Folha cresce R$ 25 mi e CLDF entra na rota do descumprimento da LRF

Despesa com deputados distritais aumenta desde 2017. A situação compromete a nomeação de aprovados em concurso público da Casa

Rafaela Felicciano/MetrópolesRafaela Felicciano/Metrópoles

atualizado 10/09/2019 7:19

Em franco crescimento, os gastos com salários e benefícios na Câmara Legislativa caminham para ultrapassar a marca de alerta da Lei de Responsabilidade Fiscal (LRF). Ao longo de 2017, a despesa com pessoal da Casa do Povo comprometeu 1,46% da Receita Corrente Líquida do Distrito Federal (RCL-DF). Em 2018, desembolsou 1,50%. No último cálculo parcial de 2019, publicado em julho, bateu a marca 1,52%. Dentro dos próximos dias, será divulgado novo número. A previsão do Poder Legislativo local é de incremento que fique entre 1,55% e 1,56%.

Segundo a LRF, o limite de alerta é acionado após a marca de 1,53%. A partir de 1,62%, a Casa fica impedida de fazer novas contratações.
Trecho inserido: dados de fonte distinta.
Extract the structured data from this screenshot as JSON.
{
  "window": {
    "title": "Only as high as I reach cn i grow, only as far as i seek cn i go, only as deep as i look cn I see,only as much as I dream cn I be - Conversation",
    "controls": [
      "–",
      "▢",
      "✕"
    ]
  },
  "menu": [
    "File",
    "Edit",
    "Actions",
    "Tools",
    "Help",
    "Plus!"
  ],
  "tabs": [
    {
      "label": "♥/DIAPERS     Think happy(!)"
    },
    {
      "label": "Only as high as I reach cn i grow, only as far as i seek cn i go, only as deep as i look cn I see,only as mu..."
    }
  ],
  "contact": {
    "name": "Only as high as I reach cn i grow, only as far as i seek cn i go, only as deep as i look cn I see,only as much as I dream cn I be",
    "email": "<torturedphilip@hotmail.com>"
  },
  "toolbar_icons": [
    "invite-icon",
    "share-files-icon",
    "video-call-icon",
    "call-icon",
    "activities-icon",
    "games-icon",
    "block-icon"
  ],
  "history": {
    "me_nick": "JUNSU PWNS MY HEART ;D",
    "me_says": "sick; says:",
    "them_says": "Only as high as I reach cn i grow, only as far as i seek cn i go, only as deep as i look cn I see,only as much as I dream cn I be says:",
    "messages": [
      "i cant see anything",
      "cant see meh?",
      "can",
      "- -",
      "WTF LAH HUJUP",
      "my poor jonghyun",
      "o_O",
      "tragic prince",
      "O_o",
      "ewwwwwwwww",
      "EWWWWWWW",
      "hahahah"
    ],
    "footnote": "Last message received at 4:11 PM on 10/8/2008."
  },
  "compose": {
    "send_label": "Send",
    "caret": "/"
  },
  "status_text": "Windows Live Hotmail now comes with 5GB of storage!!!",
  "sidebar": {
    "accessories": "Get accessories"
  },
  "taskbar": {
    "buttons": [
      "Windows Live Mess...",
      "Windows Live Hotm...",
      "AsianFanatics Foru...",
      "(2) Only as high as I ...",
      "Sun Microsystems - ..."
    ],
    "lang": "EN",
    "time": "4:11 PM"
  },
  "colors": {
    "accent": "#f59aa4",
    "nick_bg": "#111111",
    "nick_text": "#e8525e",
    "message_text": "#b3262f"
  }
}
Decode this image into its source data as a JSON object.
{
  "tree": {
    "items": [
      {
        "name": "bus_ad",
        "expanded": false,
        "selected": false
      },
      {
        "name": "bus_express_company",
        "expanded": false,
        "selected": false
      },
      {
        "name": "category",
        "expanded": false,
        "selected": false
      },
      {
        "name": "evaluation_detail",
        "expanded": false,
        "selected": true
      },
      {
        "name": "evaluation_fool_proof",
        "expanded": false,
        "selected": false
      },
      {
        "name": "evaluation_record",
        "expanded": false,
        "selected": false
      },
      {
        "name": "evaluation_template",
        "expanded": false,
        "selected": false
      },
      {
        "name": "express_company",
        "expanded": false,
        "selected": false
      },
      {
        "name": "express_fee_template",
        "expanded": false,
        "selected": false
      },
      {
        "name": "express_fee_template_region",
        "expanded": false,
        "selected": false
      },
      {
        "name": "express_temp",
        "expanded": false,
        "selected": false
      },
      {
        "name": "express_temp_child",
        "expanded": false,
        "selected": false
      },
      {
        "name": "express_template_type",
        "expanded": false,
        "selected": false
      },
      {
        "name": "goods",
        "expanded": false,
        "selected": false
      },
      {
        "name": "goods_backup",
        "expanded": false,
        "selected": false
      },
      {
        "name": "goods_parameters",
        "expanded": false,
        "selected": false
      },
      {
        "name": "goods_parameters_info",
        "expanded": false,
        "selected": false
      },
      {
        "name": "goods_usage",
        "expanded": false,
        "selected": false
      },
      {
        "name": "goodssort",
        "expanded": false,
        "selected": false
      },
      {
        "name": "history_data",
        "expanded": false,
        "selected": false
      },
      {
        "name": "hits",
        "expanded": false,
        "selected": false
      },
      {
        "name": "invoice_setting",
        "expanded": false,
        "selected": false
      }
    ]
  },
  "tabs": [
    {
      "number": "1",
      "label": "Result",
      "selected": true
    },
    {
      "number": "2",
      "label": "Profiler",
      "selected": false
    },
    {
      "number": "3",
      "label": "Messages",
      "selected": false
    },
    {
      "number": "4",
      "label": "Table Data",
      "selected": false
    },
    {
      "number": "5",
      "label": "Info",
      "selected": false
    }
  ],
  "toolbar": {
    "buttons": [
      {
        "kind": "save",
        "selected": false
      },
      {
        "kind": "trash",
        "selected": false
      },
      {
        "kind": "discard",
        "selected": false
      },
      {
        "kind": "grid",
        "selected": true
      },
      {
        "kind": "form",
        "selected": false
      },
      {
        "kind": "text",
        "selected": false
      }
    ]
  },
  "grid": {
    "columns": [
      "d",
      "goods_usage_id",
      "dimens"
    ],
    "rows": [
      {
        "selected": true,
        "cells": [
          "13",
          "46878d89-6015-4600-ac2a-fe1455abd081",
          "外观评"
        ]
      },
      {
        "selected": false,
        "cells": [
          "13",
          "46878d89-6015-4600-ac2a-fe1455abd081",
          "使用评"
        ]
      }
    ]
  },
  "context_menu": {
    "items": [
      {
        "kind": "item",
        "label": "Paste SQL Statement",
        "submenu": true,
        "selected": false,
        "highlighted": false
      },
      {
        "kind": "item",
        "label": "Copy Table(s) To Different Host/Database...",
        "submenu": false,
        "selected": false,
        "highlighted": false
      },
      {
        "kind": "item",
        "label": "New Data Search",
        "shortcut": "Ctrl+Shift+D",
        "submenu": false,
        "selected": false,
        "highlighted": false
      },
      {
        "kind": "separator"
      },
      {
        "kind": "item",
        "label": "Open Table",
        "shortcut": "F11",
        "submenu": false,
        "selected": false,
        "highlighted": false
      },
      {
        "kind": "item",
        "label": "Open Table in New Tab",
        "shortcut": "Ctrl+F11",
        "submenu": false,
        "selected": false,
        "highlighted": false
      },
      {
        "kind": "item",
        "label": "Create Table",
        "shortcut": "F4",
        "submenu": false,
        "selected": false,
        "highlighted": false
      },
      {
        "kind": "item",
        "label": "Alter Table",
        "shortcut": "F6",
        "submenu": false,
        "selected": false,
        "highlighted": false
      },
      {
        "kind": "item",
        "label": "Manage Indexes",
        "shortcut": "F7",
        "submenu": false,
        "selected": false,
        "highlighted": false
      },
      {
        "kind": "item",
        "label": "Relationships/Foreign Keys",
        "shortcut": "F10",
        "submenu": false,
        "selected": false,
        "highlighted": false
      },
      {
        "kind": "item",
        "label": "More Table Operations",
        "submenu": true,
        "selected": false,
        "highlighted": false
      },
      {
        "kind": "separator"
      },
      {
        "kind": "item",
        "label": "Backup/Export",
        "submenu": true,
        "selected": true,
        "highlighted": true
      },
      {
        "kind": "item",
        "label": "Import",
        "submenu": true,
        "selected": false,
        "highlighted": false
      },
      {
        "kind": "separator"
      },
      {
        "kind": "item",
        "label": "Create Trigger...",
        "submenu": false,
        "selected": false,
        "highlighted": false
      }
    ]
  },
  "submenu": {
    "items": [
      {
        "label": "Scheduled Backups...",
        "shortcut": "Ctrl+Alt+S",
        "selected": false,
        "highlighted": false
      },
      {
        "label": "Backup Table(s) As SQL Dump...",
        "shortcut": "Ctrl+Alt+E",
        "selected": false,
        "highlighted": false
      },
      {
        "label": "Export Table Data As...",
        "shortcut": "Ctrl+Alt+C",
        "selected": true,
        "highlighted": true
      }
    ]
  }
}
Se chegar a 1,70%, medidas mais drásticas precisam ser tomadas, como a demissão de comissionados e a responsabilização legal dos gestores.

Em 2017, a despesa bruta dos deputados distritais com folha de pagamento girou em torno de R$ 397 milhões. No ano passado, disparou para R$ 423 milhões, um crescimento de R$ 25 milhões.

Na conta dos ativos, ou seja, de concursados e comissionados, o gasto passou de R$ 327 milhões para R$ 340 milhões, entre 2017 e 2018. No mesmo período, o pagamento de aposentadorias e pensões subiu de R$ 69 milhões para R$ 82 milhões, configurando aumento de R$ 12 milhões, equivalente a 18,2%.

A Câmara tem 1.155 cargos em comissão. Deste total, 143 são ocupados por concursados. Conforme as contas da Casa, dois terços da folha de pagamento vão para concursados. Dos R$ 23 milhões pagos no último salário, R$ 15 milhões foram destinados ao quadro efetivo. Assombrada pelo aumento dos gastos com proventos, o parlamento distrital colocou um freio nas nomeações dos 86 aprovados em concurso.

De acordo com a assessoria legislativa, somente 26 foram chamados até o momento. Os demais serão convocados gradativamente, conforme disponibilidade orçamentária.

Onda de comissionados

Na avaliação do presidente do Sindicato dos Servidores do Poder Legislativo e do Tribunal de Contas do DF (Sindical-DF), Jeizon Allen Silverio Lopes, o problema do Legislativo brasiliense é o excesso de cargos em comissão e os altos salários pagos aos apadrinhados políticos. “Se a Câmara, de fato, quiser resolver a situação, não é deixando de chamar os concursados: ou exonera comissionados ou diminui os salários deles”.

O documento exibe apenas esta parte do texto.